The difference from the previous data structures is the existence of LL_IL in the ratings list, which contains the ratings of incorrect localizations. Recall that for ROC and FROC paradigms this member was NA. When the data obeys forced localization, the corresponding flag should be set to TRUE, otherwise it should be set to FALSE. The default value of this flag is NA, which will work for ROC or FROC datasets. For LROC datasets it should be set to T/F.

REFERENCES

Starr, SJ, CE Metz, LB Lusted, PF Sharp, and KB Herath. 1977. “Comments on the Generalization of Receiver Operating Characteristic Analysis to Detection and Localization Tasks.” Physics in Medicine & Biology 22 (2): 376.

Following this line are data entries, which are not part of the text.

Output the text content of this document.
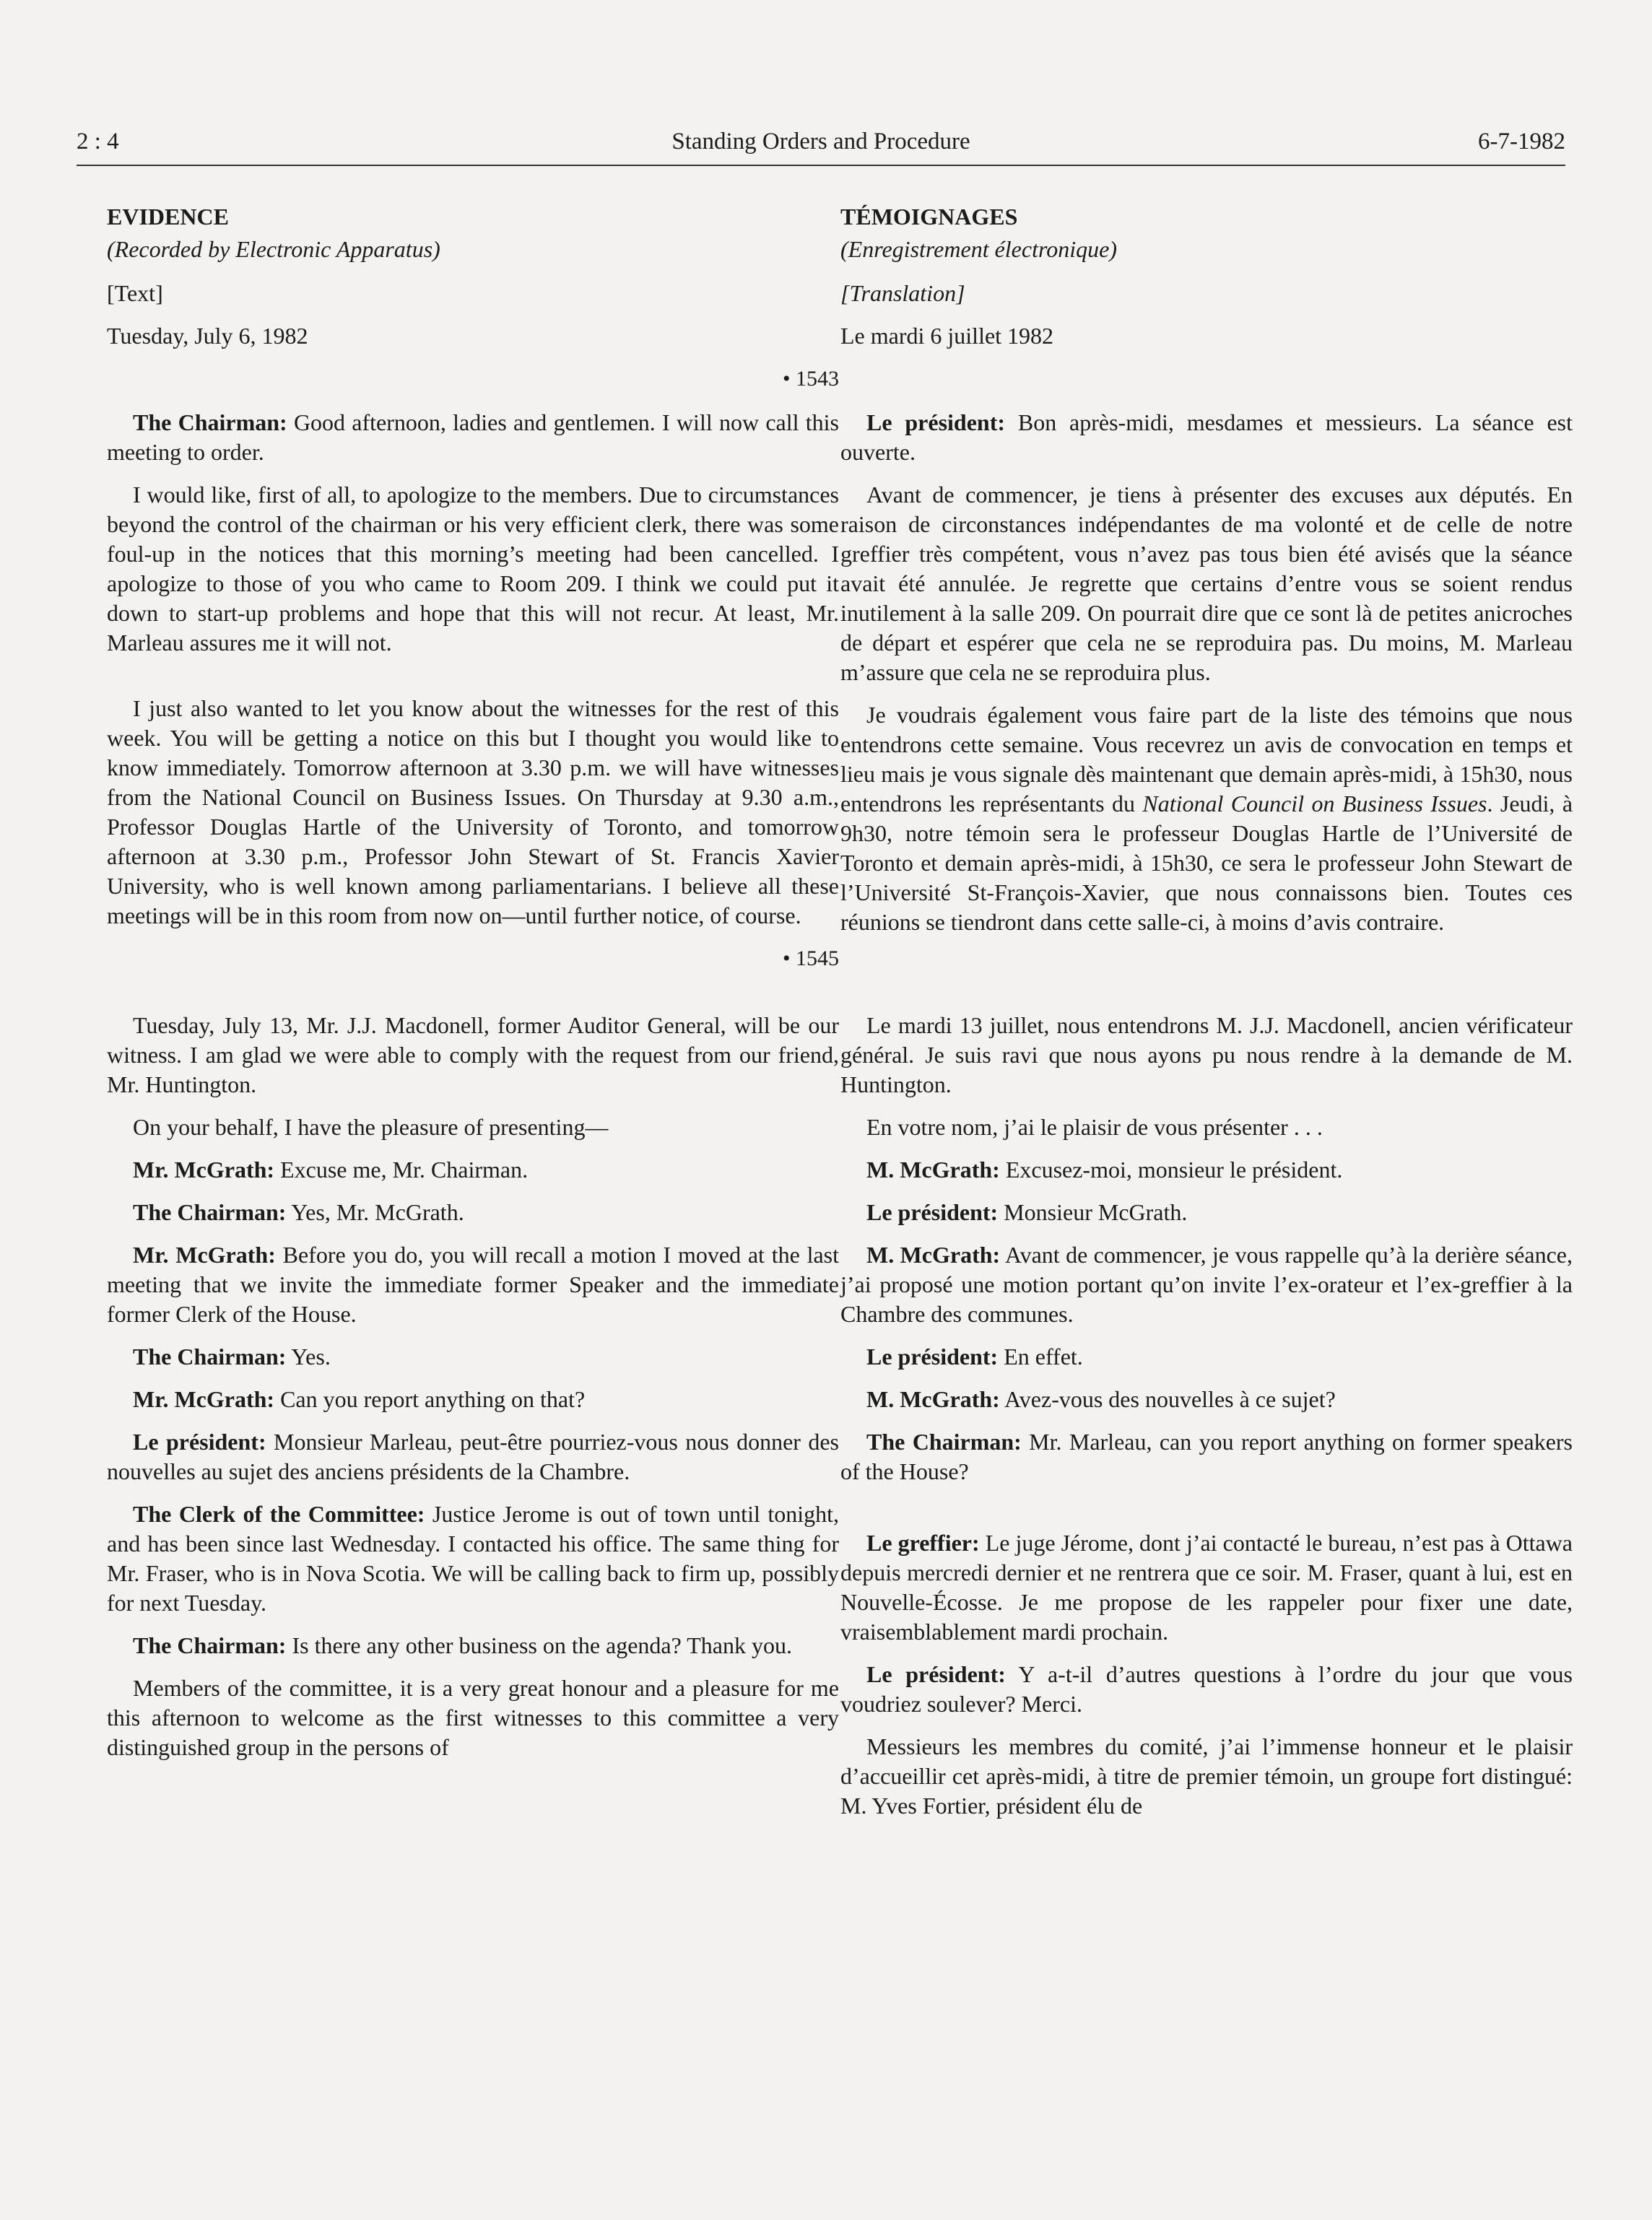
Standing Orders and Procedure
2 : 4	6-7-1982
EVIDENCE
(Recorded by Electronic Apparatus)
[Text]
Tuesday, July 6, 1982
• 1543

The Chairman: Good afternoon, ladies and gentlemen. I will now call this meeting to order.

I would like, first of all, to apologize to the members. Due to circumstances beyond the control of the chairman or his very efficient clerk, there was some foul-up in the notices that this morning’s meeting had been cancelled. I apologize to those of you who came to Room 209. I think we could put it down to start-up problems and hope that this will not recur. At least, Mr. Marleau assures me it will not.

I just also wanted to let you know about the witnesses for the rest of this week. You will be getting a notice on this but I thought you would like to know immediately. Tomorrow afternoon at 3.30 p.m. we will have witnesses from the National Council on Business Issues. On Thursday at 9.30 a.m., Professor Douglas Hartle of the University of Toronto, and tomorrow afternoon at 3.30 p.m., Professor John Stewart of St. Francis Xavier University, who is well known among parliamentarians. I believe all these meetings will be in this room from now on—until further notice, of course.

• 1545

Tuesday, July 13, Mr. J.J. Macdonell, former Auditor General, will be our witness. I am glad we were able to comply with the request from our friend, Mr. Huntington.

On your behalf, I have the pleasure of presenting—

Mr. McGrath: Excuse me, Mr. Chairman.

The Chairman: Yes, Mr. McGrath.

Mr. McGrath: Before you do, you will recall a motion I moved at the last meeting that we invite the immediate former Speaker and the immediate former Clerk of the House.

The Chairman: Yes.

Mr. McGrath: Can you report anything on that?

Le président: Monsieur Marleau, peut-être pourriez-vous nous donner des nouvelles au sujet des anciens présidents de la Chambre.

The Clerk of the Committee: Justice Jerome is out of town until tonight, and has been since last Wednesday. I contacted his office. The same thing for Mr. Fraser, who is in Nova Scotia. We will be calling back to firm up, possibly for next Tuesday.

The Chairman: Is there any other business on the agenda? Thank you.

Members of the committee, it is a very great honour and a pleasure for me this afternoon to welcome as the first witnesses to this committee a very distinguished group in the persons of

TÉMOIGNAGES
(Enregistrement électronique)
[Translation]
Le mardi 6 juillet 1982

Le président: Bon après-midi, mesdames et messieurs. La séance est ouverte.

Avant de commencer, je tiens à présenter des excuses aux députés. En raison de circonstances indépendantes de ma volonté et de celle de notre greffier très compétent, vous n’avez pas tous bien été avisés que la séance avait été annulée. Je regrette que certains d’entre vous se soient rendus inutilement à la salle 209. On pourrait dire que ce sont là de petites anicroches de départ et espérer que cela ne se reproduira pas. Du moins, M. Marleau m’assure que cela ne se reproduira plus.

Je voudrais également vous faire part de la liste des témoins que nous entendrons cette semaine. Vous recevrez un avis de convocation en temps et lieu mais je vous signale dès maintenant que demain après-midi, à 15h30, nous entendrons les représentants du National Council on Business Issues. Jeudi, à 9h30, notre témoin sera le professeur Douglas Hartle de l’Université de Toronto et demain après-midi, à 15h30, ce sera le professeur John Stewart de l’Université St-François-Xavier, que nous connaissons bien. Toutes ces réunions se tiendront dans cette salle-ci, à moins d’avis contraire.

Le mardi 13 juillet, nous entendrons M. J.J. Macdonell, ancien vérificateur général. Je suis ravi que nous ayons pu nous rendre à la demande de M. Huntington.

En votre nom, j’ai le plaisir de vous présenter . . .

M. McGrath: Excusez-moi, monsieur le président.

Le président: Monsieur McGrath.

M. McGrath: Avant de commencer, je vous rappelle qu’à la derière séance, j’ai proposé une motion portant qu’on invite l’ex-orateur et l’ex-greffier à la Chambre des communes.

Le président: En effet.

M. McGrath: Avez-vous des nouvelles à ce sujet?

The Chairman: Mr. Marleau, can you report anything on former speakers of the House?

Le greffier: Le juge Jérome, dont j’ai contacté le bureau, n’est pas à Ottawa depuis mercredi dernier et ne rentrera que ce soir. M. Fraser, quant à lui, est en Nouvelle-Écosse. Je me propose de les rappeler pour fixer une date, vraisemblablement mardi prochain.

Le président: Y a-t-il d’autres questions à l’ordre du jour que vous voudriez soulever? Merci.

Messieurs les membres du comité, j’ai l’immense honneur et le plaisir d’accueillir cet après-midi, à titre de premier témoin, un groupe fort distingué: M. Yves Fortier, président élu de
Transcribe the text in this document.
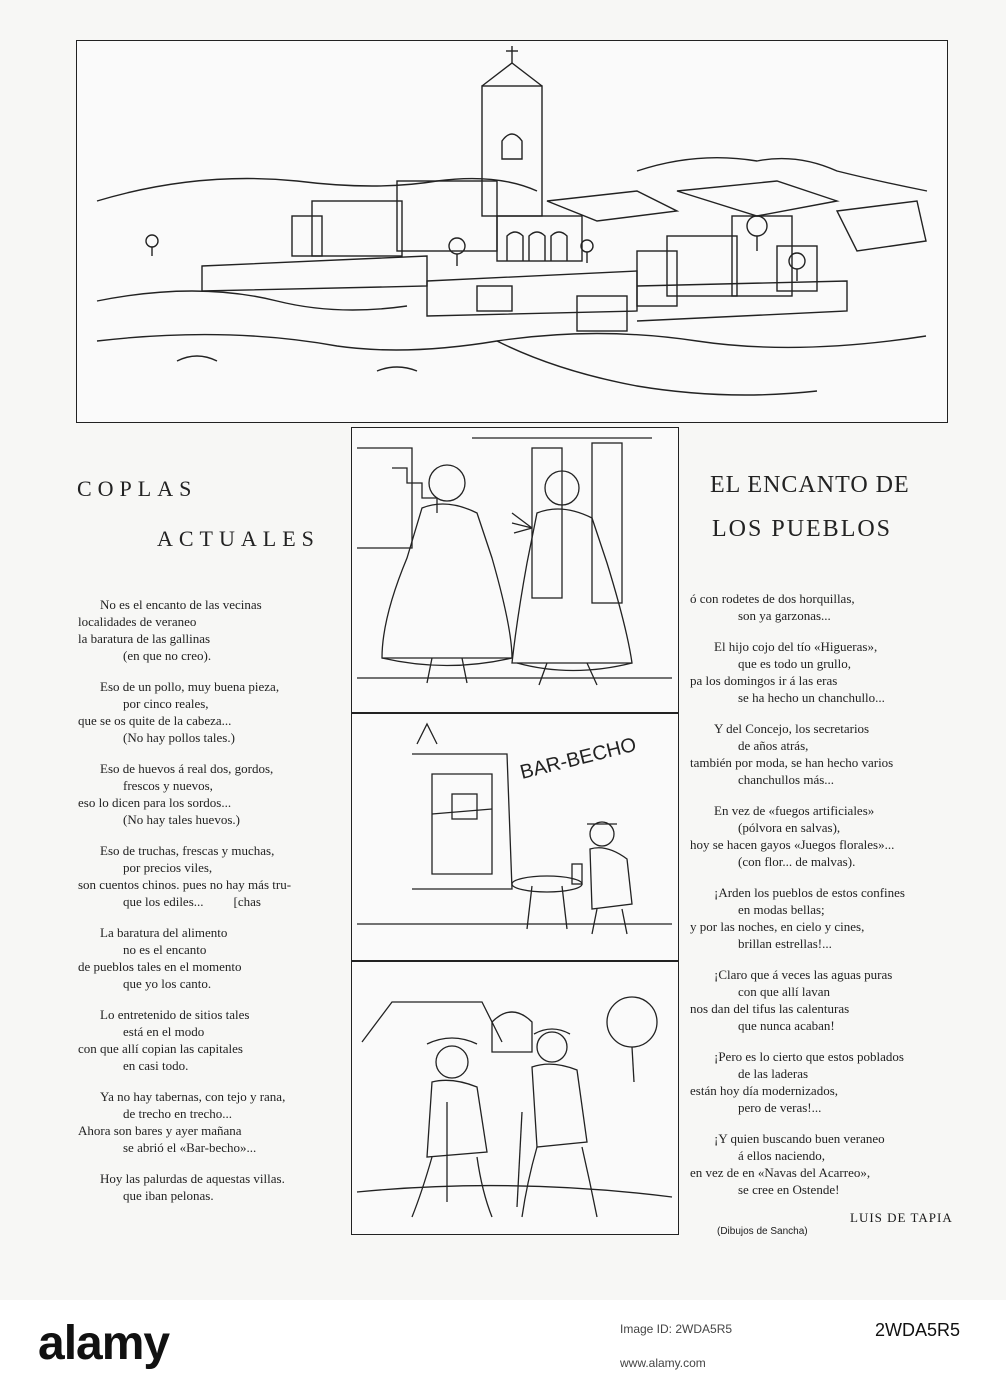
COPLAS
ACTUALES
No es el encanto de las vecinas
localidades de veraneo
la baratura de las gallinas
(en que no creo).
Eso de un pollo, muy buena pieza,
por cinco reales,
que se os quite de la cabeza...
(No hay pollos tales.)
Eso de huevos á real dos, gordos,
frescos y nuevos,
eso lo dicen para los sordos...
(No hay tales huevos.)
Eso de truchas, frescas y muchas,
por precios viles,
son cuentos chinos. pues no hay más tru-
que los ediles... [chas
La baratura del alimento
no es el encanto
de pueblos tales en el momento
que yo los canto.
Lo entretenido de sitios tales
está en el modo
con que allí copian las capitales
en casi todo.
Ya no hay tabernas, con tejo y rana,
de trecho en trecho...
Ahora son bares y ayer mañana
se abrió el «Bar-becho»...
Hoy las palurdas de aquestas villas.
que iban pelonas.
BAR-BECHO
EL ENCANTO DE
LOS PUEBLOS
ó con rodetes de dos horquillas,
son ya garzonas...
El hijo cojo del tío «Higueras»,
que es todo un grullo,
pa los domingos ir á las eras
se ha hecho un chanchullo...
Y del Concejo, los secretarios
de años atrás,
también por moda, se han hecho varios
chanchullos más...
En vez de «fuegos artificiales»
(pólvora en salvas),
hoy se hacen gayos «Juegos florales»...
(con flor... de malvas).
¡Arden los pueblos de estos confines
en modas bellas;
y por las noches, en cielo y cines,
brillan estrellas!...
¡Claro que á veces las aguas puras
con que allí lavan
nos dan del tifus las calenturas
que nunca acaban!
¡Pero es lo cierto que estos poblados
de las laderas
están hoy día modernizados,
pero de veras!...
¡Y quien buscando buen veraneo
á ellos naciendo,
en vez de en «Navas del Acarreo»,
se cree en Ostende!
LUIS DE TAPIA
(Dibujos de Sancha)
alamy	Image ID: 2WDA5R5	2WDA5R5
www.alamy.com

Starr, Stuart J, Charles E Metz, Lee B Lusted, and David J Goodenough. 1975. “Visual Detection and Localization of Radiographic Images.” Radiology 116 (3): 533–38.

Swensson, Richard G. 1996. “Unified Measurement of Observer Performance in Detecting and Localizing Target Objects on Images.” Medical Physics 23 (10): 1709–25.